Pour autant on aurait tort de tirer aveuglément à boulet rouge sur la série. Quels que soit ses errements scénaristiques, elle demeure en terme d'ambition et de direction artistique une des productions les plus abouties d'HBO (à l'exception de quelques maquillages sanglants et autres créatures échappées d'un épisode de Charmed). Et malgré les nombreux ratés des deux dernières saisons, le nombre de personnages, de récits croisés et de rebondissement s'avère si important qu'il paraît difficile d'en tenir systématiquement rigueur à Game of thrones. Plus précisément, il est injuste de voir dans l'affaiblissement général du show la seule responsabilité de ses showrunners.
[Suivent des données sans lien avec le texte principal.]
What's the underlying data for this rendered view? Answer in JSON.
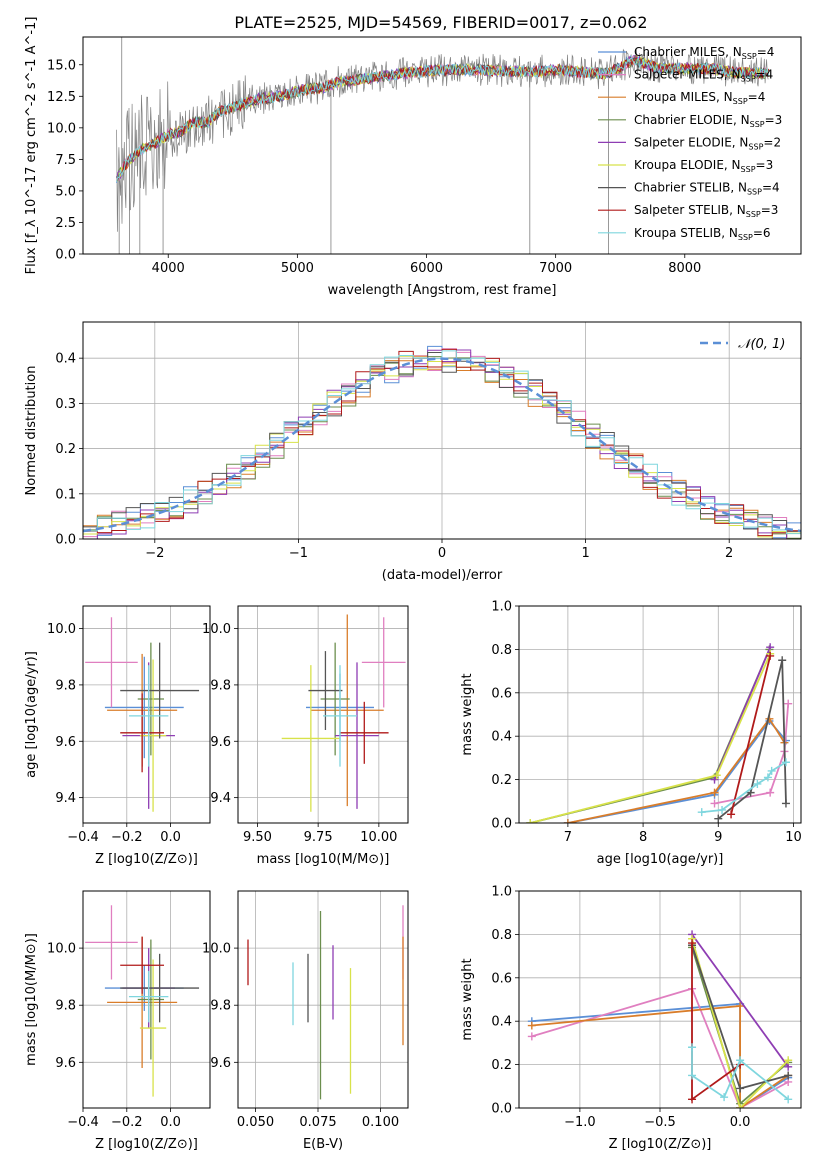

En effet, toute portée aux nues qu'elle soit, la saga littéraire de George R.R. Martin n'est pas exempt de défauts et contient en elle nombre des problèmes auquel fait face son adaptation. Ainsi, les conséquences du Red Wedding (dans le texte presque immédiatement prolongé par le Purple Wedding) ont été terribles pour l'œuvre littéraire. Atomisation des enjeux, dispersion des personnages, contrairement à la plupart de ses rebondissements meurtriers, le massacre qui clôtura la troisième saison télévisuelle eut pour effet d'éloigner durablement tous les prétendants au Trône de fer. Or, ce dernier est le centre de gravité de la série, le point vers lequel convergent toutes les ambitions, les craintes, le centre névralgique indispensable à sa puissance. Difficile de ne pas regretter qu'au cours de la quatrième saison, même les plus pervers des régicides n'envisagent plus de monter sur le trône. Paradoxalement, la première victime de la cruauté de l'écrivain aura été sa propre saga, décapitée avec panache, mais une certaine inconséquence.

À l'heure où George R.R. Martin préfère publier un préquel à Game of thrones plutôt que d'en hâter la conclusion, se pose la question de la nécessaire fidélité à l'œuvre originale. Écartelée entre une audience record et un auteur retors, il semble quasi impossible aux scénaristes de nous offrir une série à la hauteur de leurs ambitions. Tout simplement parce que le coût délirant du show l'oblige à donner au plus grand nombre ce qu'il vient chercher, à savoir une intrigue de soap rehaussée ici et là d'un téton tout dur ou d'un crâne réduit en bouillie. Parallèlement, HBO n'a pas encore osé ou assumé de trahir le texte original. Il lui faudra pourtant s'y résoudre afin de maîtriser pleinement cette série aux ambitions délirantes.

On le voit, la saga ne souffre pas tant de l'incompétence des uns ou d'une baisse qualitative supposée que d'impératif contraires et difficilement conciliables. On pourra arguer que dans ces conditions, le niveau de qualité atteint et maintenu est en soit un exploit. Il suffit d'ailleurs de comparer l'épopée à son concurrent direct, Walking dead, pour admettre que les deux divertissements ne jouent définitivement pas dans la même cour, en terme de direction artistique, d'écriture, tout simplement d'ambition. Reste que pour ne pas se transformer en divertissement de masse dénué d'âme et ne pas se muer en sa propre caricature, la série devra se défaire d'une de ses marques de fabriques devenue au fil des saisons un défaut. En ne proposant la résolution de ses enjeux qu'au court de deux (brillants) épisodes, la quatrième saison donne ainsi le sentiment qu'à l'exception des gargouillis de Geoffrey, les deux derniers chapitres de ce récit auraient pu tenir lieu de continuation directe aux noces sanglantes diffusées un an plus tôt.